В жизни он хорошо и основательно выучился, сперва закончил финансовый техникум, затем и Литературный институт, задолго до меня, ещё послевоенный, отчего и собратьями ему в учёбе были люди опалённые войною, вчерашние окопники, впоследствии достопрославленные Наровчатов, Ваншенкин, Булат Окуджава и ещё целый ряд поэтов и писателей блистательных. Ещё до войны водил он знакомство со знаменитым в будущем узником Маобита Мусою Джалилем, тогда посещавшим вместе с Гаем поэтический кружок и подписывавшимся под стихами в татарских пионерских газетах и журналах как «Кечкенэ Джалиль» – «Маленький Джалиль». Тюркская внешность, отличное знание татарского свели его ещё и с основоположником современной татарской лирики Заки Нури, нешапочным было знакомство Сабитова с Константином Заслоновым, разведчиком в отряде легендарного Ковпака. То есть, после Литинститута Гай Сабитович легко мог пристроиться и в Москве, и в Татарстане были бы ему честь и место. Но он предпочёл перебраться в Ежовск, тянули, пояснял, родные корни и истоки. Устроился на республиканское радио и долго там служил редактором Музыкально-драматических передач, заодно, по мере создания, загружая радиоэфир песнями на свои слова – в сотрудничестве с композиторами Корепановым-старшим, Николаем Новожиловым и, наконец, с Корепановым-Камским, который не только писал музыку на сабитовские тексты, но и замечательно, мне кажется, их ещё и исполнял.

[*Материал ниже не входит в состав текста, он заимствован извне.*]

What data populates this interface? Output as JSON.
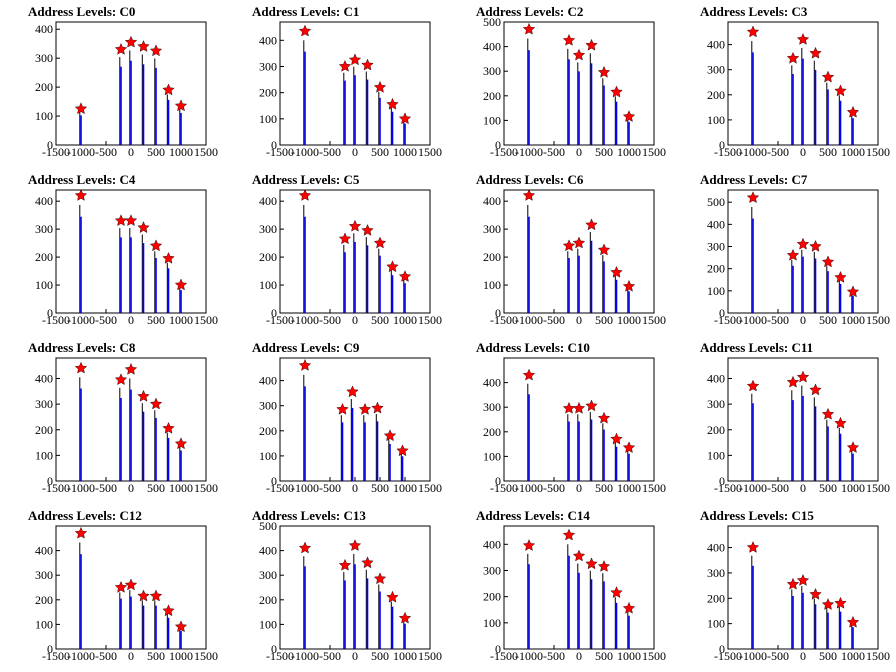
{
  "page": {
    "background": "#ffffff"
  },
  "style": {
    "frame_color": "#000000",
    "histogram_black": "#000000",
    "histogram_blue": "#0000ff",
    "marker_color": "#ff0000",
    "marker_shape": "star-icon"
  },
  "chart_data": [
    {
      "type": "histogram-peaks",
      "title": "Address Levels: C0",
      "xlim": [
        -1500,
        1500
      ],
      "ylim": [
        0,
        425
      ],
      "xticks": [
        "-1500",
        "-1000",
        "-500",
        "0",
        "500",
        "1000",
        "1500"
      ],
      "yticks": [
        "0",
        "100",
        "200",
        "300",
        "400"
      ],
      "peaks_x": [
        -1000,
        -200,
        0,
        250,
        500,
        750,
        1000
      ],
      "peak_values": [
        125,
        330,
        355,
        340,
        325,
        190,
        135
      ]
    },
    {
      "type": "histogram-peaks",
      "title": "Address Levels: C1",
      "xlim": [
        -1500,
        1500
      ],
      "ylim": [
        0,
        470
      ],
      "xticks": [
        "-1500",
        "-1000",
        "-500",
        "0",
        "500",
        "1000",
        "1500"
      ],
      "yticks": [
        "0",
        "100",
        "200",
        "300",
        "400"
      ],
      "peaks_x": [
        -1000,
        -200,
        0,
        250,
        500,
        750,
        1000
      ],
      "peak_values": [
        435,
        300,
        325,
        305,
        220,
        155,
        100
      ]
    },
    {
      "type": "histogram-peaks",
      "title": "Address Levels: C2",
      "xlim": [
        -1500,
        1500
      ],
      "ylim": [
        0,
        500
      ],
      "xticks": [
        "-1500",
        "-1000",
        "-500",
        "0",
        "500",
        "1000",
        "1500"
      ],
      "yticks": [
        "0",
        "100",
        "200",
        "300",
        "400",
        "500"
      ],
      "peaks_x": [
        -1000,
        -200,
        0,
        250,
        500,
        750,
        1000
      ],
      "peak_values": [
        470,
        425,
        365,
        405,
        295,
        215,
        115
      ]
    },
    {
      "type": "histogram-peaks",
      "title": "Address Levels: C3",
      "xlim": [
        -1500,
        1500
      ],
      "ylim": [
        0,
        490
      ],
      "xticks": [
        "-1500",
        "-1000",
        "-500",
        "0",
        "500",
        "1000",
        "1500"
      ],
      "yticks": [
        "0",
        "100",
        "200",
        "300",
        "400"
      ],
      "peaks_x": [
        -1000,
        -200,
        0,
        250,
        500,
        750,
        1000
      ],
      "peak_values": [
        450,
        345,
        420,
        365,
        270,
        215,
        130
      ]
    },
    {
      "type": "histogram-peaks",
      "title": "Address Levels: C4",
      "xlim": [
        -1500,
        1500
      ],
      "ylim": [
        0,
        440
      ],
      "xticks": [
        "-1500",
        "-1000",
        "-500",
        "0",
        "500",
        "1000",
        "1500"
      ],
      "yticks": [
        "0",
        "100",
        "200",
        "300",
        "400"
      ],
      "peaks_x": [
        -1000,
        -200,
        0,
        250,
        500,
        750,
        1000
      ],
      "peak_values": [
        420,
        330,
        330,
        305,
        240,
        195,
        100
      ]
    },
    {
      "type": "histogram-peaks",
      "title": "Address Levels: C5",
      "xlim": [
        -1500,
        1500
      ],
      "ylim": [
        0,
        440
      ],
      "xticks": [
        "-1500",
        "-1000",
        "-500",
        "0",
        "500",
        "1000",
        "1500"
      ],
      "yticks": [
        "0",
        "100",
        "200",
        "300",
        "400"
      ],
      "peaks_x": [
        -1000,
        -200,
        0,
        250,
        500,
        750,
        1000
      ],
      "peak_values": [
        420,
        265,
        310,
        295,
        250,
        165,
        130
      ]
    },
    {
      "type": "histogram-peaks",
      "title": "Address Levels: C6",
      "xlim": [
        -1500,
        1500
      ],
      "ylim": [
        0,
        440
      ],
      "xticks": [
        "-1500",
        "-1000",
        "-500",
        "0",
        "500",
        "1000",
        "1500"
      ],
      "yticks": [
        "0",
        "100",
        "200",
        "300",
        "400"
      ],
      "peaks_x": [
        -1000,
        -200,
        0,
        250,
        500,
        750,
        1000
      ],
      "peak_values": [
        420,
        240,
        250,
        315,
        225,
        145,
        95
      ]
    },
    {
      "type": "histogram-peaks",
      "title": "Address Levels: C7",
      "xlim": [
        -1500,
        1500
      ],
      "ylim": [
        0,
        555
      ],
      "xticks": [
        "-1500",
        "-1000",
        "-500",
        "0",
        "500",
        "1000",
        "1500"
      ],
      "yticks": [
        "0",
        "100",
        "200",
        "300",
        "400",
        "500"
      ],
      "peaks_x": [
        -1000,
        -200,
        0,
        250,
        500,
        750,
        1000
      ],
      "peak_values": [
        520,
        260,
        310,
        300,
        230,
        160,
        95
      ]
    },
    {
      "type": "histogram-peaks",
      "title": "Address Levels: C8",
      "xlim": [
        -1500,
        1500
      ],
      "ylim": [
        0,
        480
      ],
      "xticks": [
        "-1500",
        "-1000",
        "-500",
        "0",
        "500",
        "1000",
        "1500"
      ],
      "yticks": [
        "0",
        "100",
        "200",
        "300",
        "400"
      ],
      "peaks_x": [
        -1000,
        -200,
        0,
        250,
        500,
        750,
        1000
      ],
      "peak_values": [
        440,
        395,
        435,
        330,
        300,
        205,
        145
      ]
    },
    {
      "type": "histogram-peaks",
      "title": "Address Levels: C9",
      "xlim": [
        -1500,
        1500
      ],
      "ylim": [
        0,
        490
      ],
      "xticks": [
        "-1500",
        "-1000",
        "-500",
        "0",
        "500",
        "1000",
        "1500"
      ],
      "yticks": [
        "0",
        "100",
        "200",
        "300",
        "400"
      ],
      "peaks_x": [
        -1000,
        -250,
        -50,
        200,
        450,
        700,
        950
      ],
      "peak_values": [
        460,
        285,
        355,
        285,
        290,
        180,
        120
      ]
    },
    {
      "type": "histogram-peaks",
      "title": "Address Levels: C10",
      "xlim": [
        -1500,
        1500
      ],
      "ylim": [
        0,
        500
      ],
      "xticks": [
        "-1500",
        "-1000",
        "-500",
        "0",
        "500",
        "1000",
        "1500"
      ],
      "yticks": [
        "0",
        "100",
        "200",
        "300",
        "400"
      ],
      "peaks_x": [
        -1000,
        -200,
        0,
        250,
        500,
        750,
        1000
      ],
      "peak_values": [
        430,
        295,
        295,
        305,
        255,
        170,
        135
      ]
    },
    {
      "type": "histogram-peaks",
      "title": "Address Levels: C11",
      "xlim": [
        -1500,
        1500
      ],
      "ylim": [
        0,
        480
      ],
      "xticks": [
        "-1500",
        "-1000",
        "-500",
        "0",
        "500",
        "1000",
        "1500"
      ],
      "yticks": [
        "0",
        "100",
        "200",
        "300",
        "400"
      ],
      "peaks_x": [
        -1000,
        -200,
        0,
        250,
        500,
        750,
        1000
      ],
      "peak_values": [
        370,
        385,
        405,
        355,
        260,
        225,
        130
      ]
    },
    {
      "type": "histogram-peaks",
      "title": "Address Levels: C12",
      "xlim": [
        -1500,
        1500
      ],
      "ylim": [
        0,
        500
      ],
      "xticks": [
        "-1500",
        "-1000",
        "-500",
        "0",
        "500",
        "1000",
        "1500"
      ],
      "yticks": [
        "0",
        "100",
        "200",
        "300",
        "400"
      ],
      "peaks_x": [
        -1000,
        -200,
        0,
        250,
        500,
        750,
        1000
      ],
      "peak_values": [
        470,
        250,
        260,
        215,
        215,
        155,
        90
      ]
    },
    {
      "type": "histogram-peaks",
      "title": "Address Levels: C13",
      "xlim": [
        -1500,
        1500
      ],
      "ylim": [
        0,
        500
      ],
      "xticks": [
        "-1500",
        "-1000",
        "-500",
        "0",
        "500",
        "1000",
        "1500"
      ],
      "yticks": [
        "0",
        "100",
        "200",
        "300",
        "400",
        "500"
      ],
      "peaks_x": [
        -1000,
        -200,
        0,
        250,
        500,
        750,
        1000
      ],
      "peak_values": [
        410,
        340,
        420,
        350,
        285,
        210,
        125
      ]
    },
    {
      "type": "histogram-peaks",
      "title": "Address Levels: C14",
      "xlim": [
        -1500,
        1500
      ],
      "ylim": [
        0,
        470
      ],
      "xticks": [
        "-1500",
        "-1000",
        "-500",
        "0",
        "500",
        "1000",
        "1500"
      ],
      "yticks": [
        "0",
        "100",
        "200",
        "300",
        "400"
      ],
      "peaks_x": [
        -1000,
        -200,
        0,
        250,
        500,
        750,
        1000
      ],
      "peak_values": [
        395,
        435,
        355,
        325,
        315,
        215,
        155
      ]
    },
    {
      "type": "histogram-peaks",
      "title": "Address Levels: C15",
      "xlim": [
        -1500,
        1500
      ],
      "ylim": [
        0,
        485
      ],
      "xticks": [
        "-1500",
        "-1000",
        "-500",
        "0",
        "500",
        "1000",
        "1500"
      ],
      "yticks": [
        "0",
        "100",
        "200",
        "300",
        "400"
      ],
      "peaks_x": [
        -1000,
        -200,
        0,
        250,
        500,
        750,
        1000
      ],
      "peak_values": [
        400,
        255,
        270,
        215,
        175,
        180,
        105
      ]
    }
  ]
}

К творчеству поэтов-песенников пишущая наша братия склонна относиться с некоей снисходительностью, полагая подобного собрата кастою ниже, что ли. Но не все и не повсюду. Рассказывают, что Ярослав Смеляков, прознав, что его слова: «Если я заболею, к врачам обращаться не стану…», – кои сам-то он вовсе не замышлял как песню, все же звучат под музыку, прослезился; сам Илья Львович Сельвинский написал десятки текстовок, которым полагалось стать песнями, но осталась известною среди них лишь бойкая, на музыку Блантара, «Темноглазая казачка подковала мне коня»; Коля Рубцов мечтая, что какие-либо его стихи будут петь, не дожил, стихи его переложили на музыку и они стали народными, как теперь считается, уже после его погибели. Не в жанре, понятно, дело, оно в данном случае и в обыкновенной удаче, и в том, сколько в предполагаемую песню вложено внутреннего чувства.
Сабитов писал почти исключительно тексты для удмуртских песен, ну, ещё под оратории там какие-то, кантаты. Правда, был у него ещё венок сонетов, посвященный памяти друга его молодости, рано погибшего Покчи-Петрова – над этой вещью, и правда сложнейшей для поэтики, работал он долго, лет, кажется, семь. Зато и вещь, сужу по переводу Володи Парамонова (рано, ах, как рано и этот талантище из жизни ушёл!), получилась добротнейшая. Но вот песенных текстов, переложенных неукоснительно на музыку, создал Гай Сабитович за четыре аж сотни. И, минимум по разу, все они прозвучали на радио – «при хлебе не без крошек…»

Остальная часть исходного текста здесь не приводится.